En convoquant l’artiste libanais à son siège, en l’accablant à travers un communiqué qui dénonce un «comportement indécent contraire aux traditions et aux valeurs de la société égyptienne», en menaçant le propriétaire de la salle de spectacle de sanction, le syndicat égyptien des professions musicales n’a fait que légitimer et nourrir encore plus les diktats obscurantistes qui gangrène l’Egypte depuis plusieurs décennies.

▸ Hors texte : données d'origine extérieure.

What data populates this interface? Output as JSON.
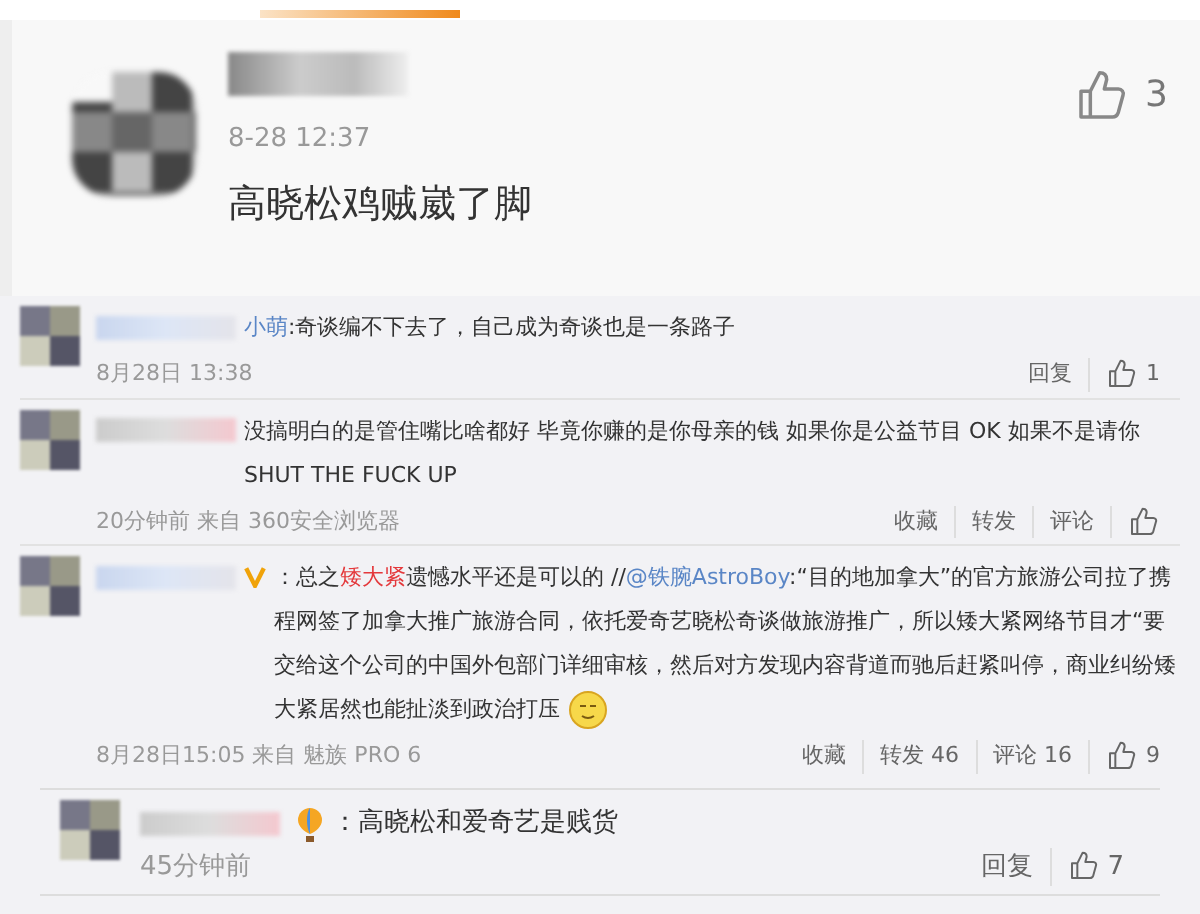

«Ce concert est un affront clair et délibéré aux coutumes et traditions locales», a déclaré le président du syndicat en question. Cet état d’esprit poltron est indigne d’hommes qui se prétendent artistes car ils permettent aux bigots, aux bondieusards, aux islamo-obscurantistes, aux branleurs qui diabolisent un simple baiser et la moindre allusion au sexe car inaccessible pour eux, de conserver le monopole du contrôle de l’espace public au nom du respect des traditions, de l’islam, de la morale et des bonnes mœurs.
En effet, même les plus conservateurs savent pertinemment qu’il ne s’agit que d’un simple bécot, ils savent que ce baiser n’a rien de pornographique ou de contraire à la décence.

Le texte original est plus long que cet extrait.